Can't buy eBooks 2nd hand.

PS, please feel free to poke holes in my argument, this is what it's all about, working together to find a solution so that nobody gets left behind as our technology advances.

Lynne Favreau said...

I agree, there is room for both. I could never give up the physical pleasure and satisfaction a book has in hand, this has not stopped me from loving my Kindle. I buy both.

But I disagree with your premiss that affordability or electricity has anything to do with the debate. The larger truth is- that segment of the population aren't recreational readers, they aren't an authors audience, so they don't figure in the argument.

Reading and buying books is the domain of only one quarter-to one third of the population. "...Griswold has predicted that this reading class — composed of both the young communications elite and older, less technologically advanced long–time committed readers — will remain a distinct minority throughout even the world’s most highly educated societies:"

A fascinating paper- Reading Revolutions: Online digital texts and implications for reading in academe. forhttp://bit.ly/iCbQP6

Early adopters of technology are driving the ebook trade, their disposable income, and trendsetting will continue to be the influence on traditional publishing, and the paper book. As the aging population of book buyers fades, will the new/young readers begin collecting books for the pleasure of them-or like albums, cds—the physical manifestations of music, will they become an eccentric collectors item?

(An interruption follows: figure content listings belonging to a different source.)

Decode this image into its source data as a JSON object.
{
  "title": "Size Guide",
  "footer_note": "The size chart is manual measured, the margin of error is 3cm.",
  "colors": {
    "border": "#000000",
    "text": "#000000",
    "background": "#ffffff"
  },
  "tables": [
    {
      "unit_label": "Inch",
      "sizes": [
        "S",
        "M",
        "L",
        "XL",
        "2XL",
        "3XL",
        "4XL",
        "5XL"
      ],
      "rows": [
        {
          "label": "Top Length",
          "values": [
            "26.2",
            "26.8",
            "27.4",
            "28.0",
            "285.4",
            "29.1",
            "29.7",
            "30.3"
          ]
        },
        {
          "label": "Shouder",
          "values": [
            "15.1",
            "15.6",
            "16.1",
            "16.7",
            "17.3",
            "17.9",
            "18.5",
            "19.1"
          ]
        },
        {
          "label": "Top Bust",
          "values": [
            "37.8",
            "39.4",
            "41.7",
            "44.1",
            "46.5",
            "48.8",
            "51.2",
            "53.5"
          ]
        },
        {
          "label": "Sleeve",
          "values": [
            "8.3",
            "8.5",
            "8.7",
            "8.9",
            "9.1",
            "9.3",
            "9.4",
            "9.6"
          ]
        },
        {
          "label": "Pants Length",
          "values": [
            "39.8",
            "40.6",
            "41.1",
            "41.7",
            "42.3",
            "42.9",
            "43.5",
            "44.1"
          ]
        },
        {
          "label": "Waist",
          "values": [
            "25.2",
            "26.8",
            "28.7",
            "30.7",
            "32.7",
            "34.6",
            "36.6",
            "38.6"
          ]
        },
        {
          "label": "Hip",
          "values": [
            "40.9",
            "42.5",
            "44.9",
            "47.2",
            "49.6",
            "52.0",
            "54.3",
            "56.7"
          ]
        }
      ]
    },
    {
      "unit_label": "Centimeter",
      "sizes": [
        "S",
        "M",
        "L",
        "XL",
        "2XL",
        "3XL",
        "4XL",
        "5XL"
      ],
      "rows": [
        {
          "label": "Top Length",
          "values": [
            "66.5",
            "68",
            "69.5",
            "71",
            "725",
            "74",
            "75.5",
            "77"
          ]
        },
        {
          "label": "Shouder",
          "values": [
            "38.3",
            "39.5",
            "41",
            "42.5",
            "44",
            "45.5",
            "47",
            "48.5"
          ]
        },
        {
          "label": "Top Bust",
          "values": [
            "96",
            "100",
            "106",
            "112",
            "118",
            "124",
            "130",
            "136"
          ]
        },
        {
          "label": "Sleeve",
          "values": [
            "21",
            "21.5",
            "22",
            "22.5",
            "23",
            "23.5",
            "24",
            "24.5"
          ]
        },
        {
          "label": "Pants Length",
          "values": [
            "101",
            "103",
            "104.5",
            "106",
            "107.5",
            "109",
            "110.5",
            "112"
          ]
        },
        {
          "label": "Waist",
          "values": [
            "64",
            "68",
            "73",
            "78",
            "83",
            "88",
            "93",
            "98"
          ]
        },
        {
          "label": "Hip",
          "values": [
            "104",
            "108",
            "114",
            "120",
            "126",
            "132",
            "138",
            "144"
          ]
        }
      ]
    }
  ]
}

Carmen Webster Buxton said...

Go Joe! Well said!

Jonadab said...

> Kindles may be cheaper than textbooks in the US

Low-end desktop computers are cheaper than textbooks in the US. I'm not sure what that has to do with anything. In terms of cost, textbooks are not representative of books in general, because they don't meaningfully compete on price. Virtually everyone who buys a textbook needs that specific book (and, frequently, that specific edition of the book) for class.

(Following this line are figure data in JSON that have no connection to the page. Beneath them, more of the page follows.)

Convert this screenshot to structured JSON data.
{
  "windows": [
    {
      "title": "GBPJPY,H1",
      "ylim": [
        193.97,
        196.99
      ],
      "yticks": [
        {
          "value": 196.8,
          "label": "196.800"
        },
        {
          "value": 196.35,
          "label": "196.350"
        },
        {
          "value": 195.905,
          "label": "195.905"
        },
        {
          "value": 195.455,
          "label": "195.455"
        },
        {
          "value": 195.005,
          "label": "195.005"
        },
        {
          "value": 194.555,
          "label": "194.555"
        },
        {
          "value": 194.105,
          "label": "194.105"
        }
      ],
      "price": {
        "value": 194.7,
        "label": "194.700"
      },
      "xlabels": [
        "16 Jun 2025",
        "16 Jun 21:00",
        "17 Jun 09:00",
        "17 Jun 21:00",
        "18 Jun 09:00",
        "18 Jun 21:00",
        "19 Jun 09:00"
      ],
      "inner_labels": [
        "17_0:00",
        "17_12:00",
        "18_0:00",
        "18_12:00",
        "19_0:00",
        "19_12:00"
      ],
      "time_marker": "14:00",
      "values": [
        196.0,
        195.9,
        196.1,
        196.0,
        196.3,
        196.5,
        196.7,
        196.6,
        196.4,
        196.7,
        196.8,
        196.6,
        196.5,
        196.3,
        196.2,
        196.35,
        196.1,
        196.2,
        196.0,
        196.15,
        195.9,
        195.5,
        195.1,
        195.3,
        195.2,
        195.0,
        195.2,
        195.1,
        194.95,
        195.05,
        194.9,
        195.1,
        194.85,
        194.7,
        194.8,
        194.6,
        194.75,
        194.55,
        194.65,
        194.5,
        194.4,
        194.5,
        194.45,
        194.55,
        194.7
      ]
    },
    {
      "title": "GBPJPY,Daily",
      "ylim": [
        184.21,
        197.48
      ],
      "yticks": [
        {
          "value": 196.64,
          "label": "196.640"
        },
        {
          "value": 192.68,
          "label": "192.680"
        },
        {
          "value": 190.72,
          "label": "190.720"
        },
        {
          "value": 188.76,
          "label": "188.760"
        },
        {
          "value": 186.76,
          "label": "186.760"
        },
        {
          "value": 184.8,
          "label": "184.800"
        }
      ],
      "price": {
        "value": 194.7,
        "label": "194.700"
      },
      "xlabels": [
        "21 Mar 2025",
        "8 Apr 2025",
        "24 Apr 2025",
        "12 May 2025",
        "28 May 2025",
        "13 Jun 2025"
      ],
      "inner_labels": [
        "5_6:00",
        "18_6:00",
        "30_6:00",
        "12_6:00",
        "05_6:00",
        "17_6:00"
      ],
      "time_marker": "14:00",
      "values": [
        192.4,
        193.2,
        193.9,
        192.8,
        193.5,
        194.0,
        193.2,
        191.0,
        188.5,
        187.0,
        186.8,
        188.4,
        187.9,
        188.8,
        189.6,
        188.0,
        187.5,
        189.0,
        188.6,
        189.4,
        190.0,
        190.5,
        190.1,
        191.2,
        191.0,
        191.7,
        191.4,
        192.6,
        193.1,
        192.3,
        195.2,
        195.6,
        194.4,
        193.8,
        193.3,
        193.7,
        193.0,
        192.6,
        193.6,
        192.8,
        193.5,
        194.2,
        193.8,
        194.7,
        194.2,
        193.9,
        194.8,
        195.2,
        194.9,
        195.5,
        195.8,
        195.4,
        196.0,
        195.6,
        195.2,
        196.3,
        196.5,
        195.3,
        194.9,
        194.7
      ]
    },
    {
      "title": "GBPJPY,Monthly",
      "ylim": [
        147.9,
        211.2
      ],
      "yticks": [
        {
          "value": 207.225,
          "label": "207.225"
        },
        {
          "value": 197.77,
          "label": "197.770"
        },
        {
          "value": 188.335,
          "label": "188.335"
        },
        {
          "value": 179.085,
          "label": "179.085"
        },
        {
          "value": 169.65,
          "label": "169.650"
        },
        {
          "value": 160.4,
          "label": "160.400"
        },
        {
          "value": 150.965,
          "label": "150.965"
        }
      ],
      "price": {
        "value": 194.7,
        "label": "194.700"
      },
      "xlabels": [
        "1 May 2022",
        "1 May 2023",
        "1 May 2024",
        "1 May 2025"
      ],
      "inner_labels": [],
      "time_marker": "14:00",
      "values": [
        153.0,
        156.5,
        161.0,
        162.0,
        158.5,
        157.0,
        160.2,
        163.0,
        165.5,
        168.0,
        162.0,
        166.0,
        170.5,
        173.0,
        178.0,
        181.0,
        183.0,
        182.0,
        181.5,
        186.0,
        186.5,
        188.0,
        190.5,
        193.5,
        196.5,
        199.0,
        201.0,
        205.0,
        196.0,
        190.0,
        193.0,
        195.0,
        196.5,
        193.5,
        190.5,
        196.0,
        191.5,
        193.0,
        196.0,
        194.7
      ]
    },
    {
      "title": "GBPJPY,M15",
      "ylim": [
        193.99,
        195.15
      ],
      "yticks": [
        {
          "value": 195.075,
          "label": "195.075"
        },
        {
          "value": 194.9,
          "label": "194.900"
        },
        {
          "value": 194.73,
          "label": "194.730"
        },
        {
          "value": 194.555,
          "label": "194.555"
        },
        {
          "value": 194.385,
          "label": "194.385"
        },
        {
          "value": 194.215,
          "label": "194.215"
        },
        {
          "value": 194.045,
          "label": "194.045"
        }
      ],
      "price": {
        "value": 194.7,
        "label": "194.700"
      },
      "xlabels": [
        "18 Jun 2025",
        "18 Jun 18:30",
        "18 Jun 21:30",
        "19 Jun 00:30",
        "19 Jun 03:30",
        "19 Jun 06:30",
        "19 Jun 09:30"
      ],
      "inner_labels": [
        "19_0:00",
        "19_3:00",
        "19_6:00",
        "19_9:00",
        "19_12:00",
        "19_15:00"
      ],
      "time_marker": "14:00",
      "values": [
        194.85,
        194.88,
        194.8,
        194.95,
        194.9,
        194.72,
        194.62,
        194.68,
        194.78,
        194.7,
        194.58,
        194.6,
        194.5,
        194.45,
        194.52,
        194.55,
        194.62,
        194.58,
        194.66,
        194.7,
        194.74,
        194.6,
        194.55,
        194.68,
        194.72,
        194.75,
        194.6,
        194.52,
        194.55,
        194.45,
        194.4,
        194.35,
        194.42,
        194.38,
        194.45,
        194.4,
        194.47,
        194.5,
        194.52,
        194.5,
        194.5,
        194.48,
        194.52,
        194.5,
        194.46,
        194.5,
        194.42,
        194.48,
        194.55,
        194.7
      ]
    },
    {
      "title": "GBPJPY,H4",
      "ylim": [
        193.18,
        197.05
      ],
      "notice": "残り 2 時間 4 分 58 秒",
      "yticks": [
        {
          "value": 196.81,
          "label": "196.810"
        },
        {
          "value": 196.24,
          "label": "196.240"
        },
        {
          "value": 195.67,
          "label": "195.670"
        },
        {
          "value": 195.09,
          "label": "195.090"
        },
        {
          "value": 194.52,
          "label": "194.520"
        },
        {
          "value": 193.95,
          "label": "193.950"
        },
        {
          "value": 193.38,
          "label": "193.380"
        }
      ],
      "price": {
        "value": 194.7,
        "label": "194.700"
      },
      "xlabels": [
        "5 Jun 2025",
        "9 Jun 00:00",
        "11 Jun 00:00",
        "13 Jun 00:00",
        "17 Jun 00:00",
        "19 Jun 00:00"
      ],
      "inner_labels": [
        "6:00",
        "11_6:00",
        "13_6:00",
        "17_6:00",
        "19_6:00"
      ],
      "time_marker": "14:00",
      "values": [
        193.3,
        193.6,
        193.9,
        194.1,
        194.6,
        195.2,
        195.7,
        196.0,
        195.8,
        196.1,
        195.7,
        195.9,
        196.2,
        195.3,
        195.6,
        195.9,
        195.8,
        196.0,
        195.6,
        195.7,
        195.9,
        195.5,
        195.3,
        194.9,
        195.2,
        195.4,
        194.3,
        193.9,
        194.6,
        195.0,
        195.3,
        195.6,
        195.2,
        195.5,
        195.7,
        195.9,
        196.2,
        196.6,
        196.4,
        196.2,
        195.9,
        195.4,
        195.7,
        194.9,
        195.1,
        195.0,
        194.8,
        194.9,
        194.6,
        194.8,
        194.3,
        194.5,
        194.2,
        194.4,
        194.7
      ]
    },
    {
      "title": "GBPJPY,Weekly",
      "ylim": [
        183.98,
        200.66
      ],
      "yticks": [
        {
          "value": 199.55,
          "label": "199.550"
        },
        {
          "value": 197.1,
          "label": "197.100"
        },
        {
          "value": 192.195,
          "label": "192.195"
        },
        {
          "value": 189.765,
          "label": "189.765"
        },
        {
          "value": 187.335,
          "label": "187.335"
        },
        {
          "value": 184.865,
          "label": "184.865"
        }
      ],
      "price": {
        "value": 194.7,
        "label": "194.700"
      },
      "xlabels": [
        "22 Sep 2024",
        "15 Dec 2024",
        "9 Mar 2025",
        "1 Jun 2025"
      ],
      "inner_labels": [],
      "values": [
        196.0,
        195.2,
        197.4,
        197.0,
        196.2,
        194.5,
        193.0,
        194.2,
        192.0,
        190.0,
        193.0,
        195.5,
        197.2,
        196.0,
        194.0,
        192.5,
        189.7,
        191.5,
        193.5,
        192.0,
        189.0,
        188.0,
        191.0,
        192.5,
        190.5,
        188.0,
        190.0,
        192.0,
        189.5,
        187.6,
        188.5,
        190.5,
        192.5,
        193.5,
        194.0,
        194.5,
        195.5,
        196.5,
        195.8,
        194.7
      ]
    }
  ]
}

Another thing is, ebook readers aren't going to be $60 and up forever. The current crop of ebook readers are, what, the fifth generation? It kind of depends on how you count. (Is the Kindle Fire the third generation of Kindle, or the second, or the fifth? Does a desktop computer count as an ebook reader if it comes with an electronic copy of the user's manual? What if it also comes with some other content, and more is available online? What about a laptop? A tablet?) In any case, the technology is fairly young, as technologies go.

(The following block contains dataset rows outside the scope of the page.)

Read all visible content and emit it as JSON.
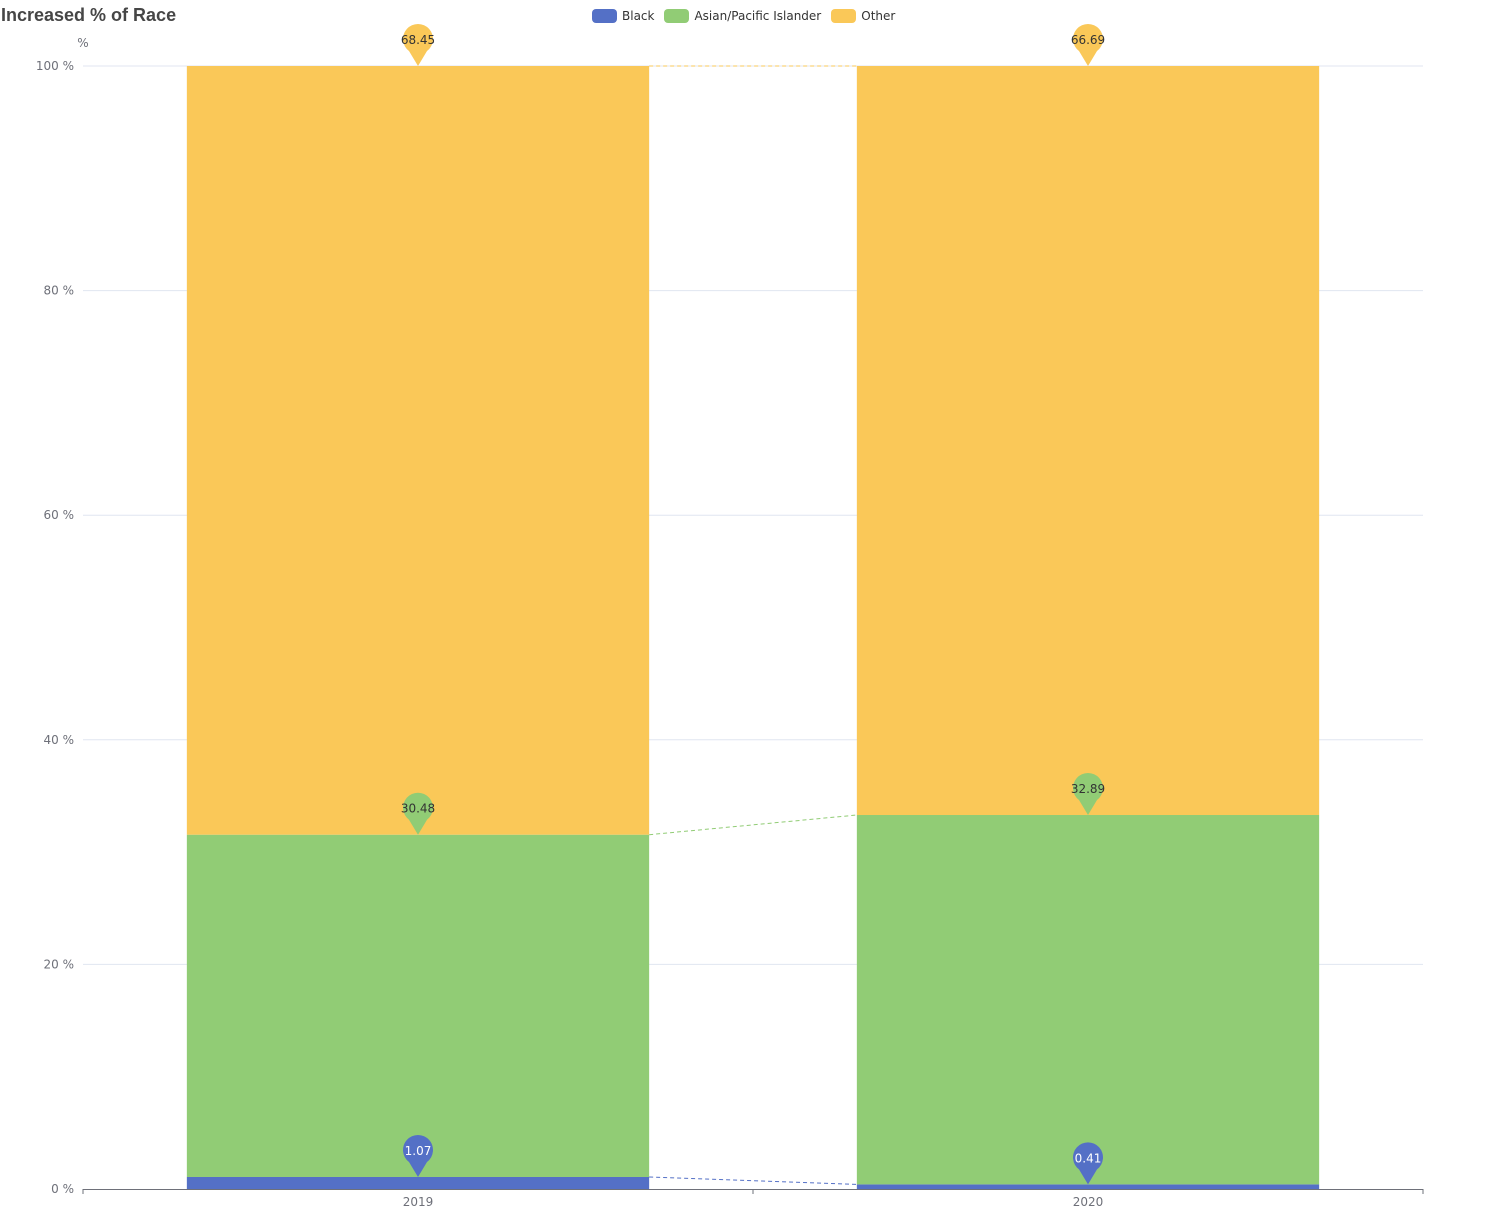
{
  "title": "Increased % of Race",
  "colors": {
    "Black": "#5470c6",
    "Asian/Pacific Islander": "#91cc75",
    "Other": "#fac858",
    "axis": "#6e7079",
    "grid": "#e0e6f1"
  },
  "legend": [
    "Black",
    "Asian/Pacific Islander",
    "Other"
  ],
  "chart_data": {
    "type": "bar",
    "stacked": true,
    "normalized_percent": true,
    "title": "Increased % of Race",
    "ylabel": "%",
    "xlabel": "",
    "categories": [
      "2019",
      "2020"
    ],
    "ylim": [
      0,
      100
    ],
    "yticks": [
      "0 %",
      "20 %",
      "40 %",
      "60 %",
      "80 %",
      "100 %"
    ],
    "legend_position": "top-center",
    "grid": true,
    "series": [
      {
        "name": "Black",
        "values": [
          1.07,
          0.41
        ],
        "labels": [
          "1.07",
          "0.41"
        ]
      },
      {
        "name": "Asian/Pacific Islander",
        "values": [
          30.48,
          32.89
        ],
        "labels": [
          "30.48",
          "32.89"
        ]
      },
      {
        "name": "Other",
        "values": [
          68.45,
          66.69
        ],
        "labels": [
          "68.45",
          "66.69"
        ]
      }
    ]
  }
}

You can tell it's a young technology because everything about it is nothing like standardized. From the formats that keep changing (it seems like yesterday Rocket was the most popular format; now it's gone; the war between ePDF vs EPUB had not yet been resolved when the Kindle format was introduced -- not that I think the Kindle format has any chance of ending up on top, but it sure is muddying the waters for the time being) to the user interface that keeps changing (I have not yet seen two Kindles that operate in exactly the same way from the user's perspective) to the fact that much content is not portable across vendors, ebooks show every sign of being a technology in its infancy, something only suited for early adopters, people who like experimenting with what might be the "next big" product and don't mind building a collection of laserdiscs only to turn around and replace them all with betamax tapes a few months later. This doesn't mean ebook technology isn't good, and it doesn't mean it won't be better in the future; it just means it's not fully baked yet.

Long-term, I do think ebooks will end up being (a little) cheaper than paper books. Eventually. Marginally so, because the cost of printing is a relatively small portion of the cost of publishing. Nonetheless, I do think they'll end up being cheaper, or at least not significantly more expensive.

That doesn't mean ebooks will replace paper books entirely, however. They may replace paper books in certain market categories (mass market paperbacks spring immediately to mind), but that's not entirely the same thing as replacing paper books in general.